The Firebird guys have been doing a good job fixing bugs, stabilizing the system, plugging holes, and smoothing over lumps. The system needed a good facelift, and now it has one. But I don't see them reclaiming Interbase's traditional role of world leader in database technology. We were the first database with heterogeneous connectivity, two phase commit, cascading triggers, user defined functions, event alters, blob filters, array support, bidirectional multi-vendor gateways, etc. But then I don't see any open source projects fostering innovation.

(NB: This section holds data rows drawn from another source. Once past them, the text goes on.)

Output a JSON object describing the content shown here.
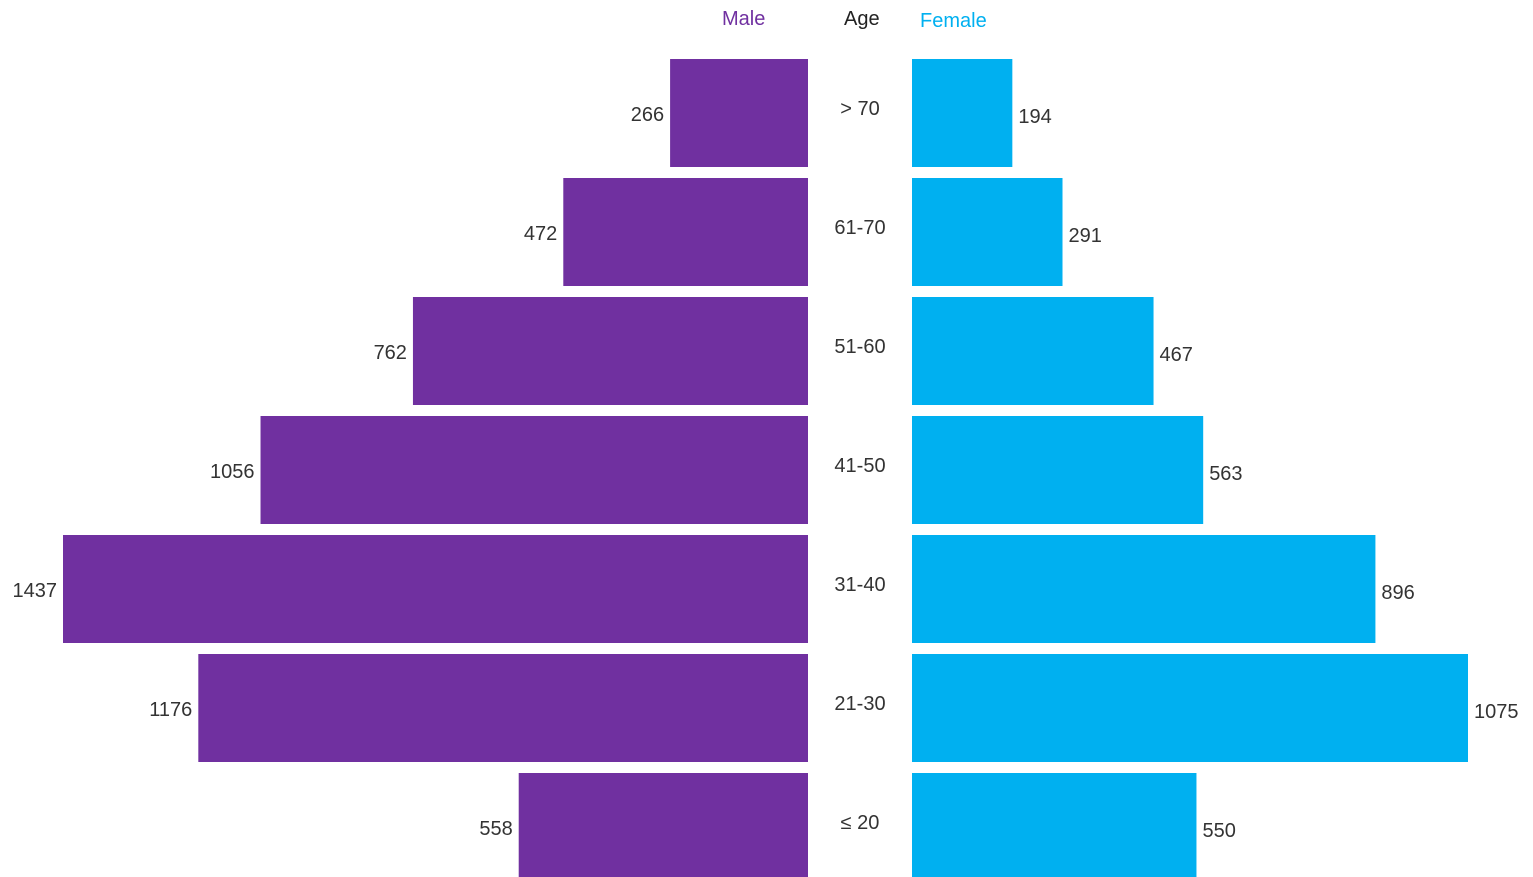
{
  "chart_data": {
    "type": "bar",
    "orientation": "horizontal-mirrored",
    "headers": {
      "male": "Male",
      "age": "Age",
      "female": "Female"
    },
    "categories": [
      "> 70",
      "61-70",
      "51-60",
      "41-50",
      "31-40",
      "21-30",
      "≤ 20"
    ],
    "series": [
      {
        "name": "Male",
        "values": [
          266,
          472,
          762,
          1056,
          1437,
          1176,
          558
        ],
        "color": "#7030A0"
      },
      {
        "name": "Female",
        "values": [
          194,
          291,
          467,
          563,
          896,
          1075,
          550
        ],
        "color": "#00B0F0"
      }
    ],
    "label_color": "#333333",
    "grid": false,
    "legend": "top"
  }
}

I know this is a little hard, but I never could have developed Interbase as an open source project. I'm an engineer, not a politician. I'm quite sure that I couldn't have built a consensus around a radical new database architecture. I believe in innovation, and innovation requires a consistent vision. I just don't see vision in open source. But I do know one thing. Unless Firebird separates the classic and superserver code bases, neither is going to go anywhere. Each is stifling the development of the other.
Marina Novikova: Are you satisfied with the lot of your brain-child? You have realized your dreams and ideas in Netfrastructure but how do you estimate development of Interbase and Firebird? Is it interesting for you to watch this and is it a pleasure for you to get to know about serious improvements such as changes in architecture, main bug fixes, expansion of DSQL, performance improvement, etc?
Jim Starkey: I've got a bunch of brain-childen and I love them all. VAX Datatrieve outlived the VAX, escaped the claws of Oracle, outlived DEC, outlived Compaq, and lives still as an HP product. I like that. PDP-11 Datatrieve, for reasons I can't fathom, is also still available, but that just scares me. It's interesting to watch developers get their arms around various parts of Firebird, but I keep waiting for someone to run with it. Maybe somebody will.
If I were actively involved in Firebird, this is what I'd do:
- Separate the Siamese-twins classic and superserver so each can have a life.
- Maintain BLR as a legacy interface while moving SQL into the engine where it belongs. Dump DSQL.
- Introduce a two level name space
- Implement intellectually defensible, useful security for superserver.
- Embed a Java Virtual Machine for triggers, stored procedures, and UDFs.
- Implement a serial write log for superserver; back off on careful write.
Marina Novikova: Do you think that some of your ideas in the original Interbase architecture were incorrectly understood or wrongly realized by the following developers?
Jim Starkey: Neither. The ideas and architecture were completely appropriate for the platforms available for the decade following its inception. If I had to make another database system for an Apollo DN320 I'd make it natively SQL with a multi-level name space but otherwise pretty much the same.
If I had to do all over on modern machines, I'd write Netfrastructure all over again. But this time I'd make system tables case insensitive. And listen to Ann about index keys.
Marina Novikova: What would you like to wish all Interbase/Firebird/Yaffil community?
Jim Starkey: Learn from the past; design for the future. It isn't 1984 any more. Deal with it.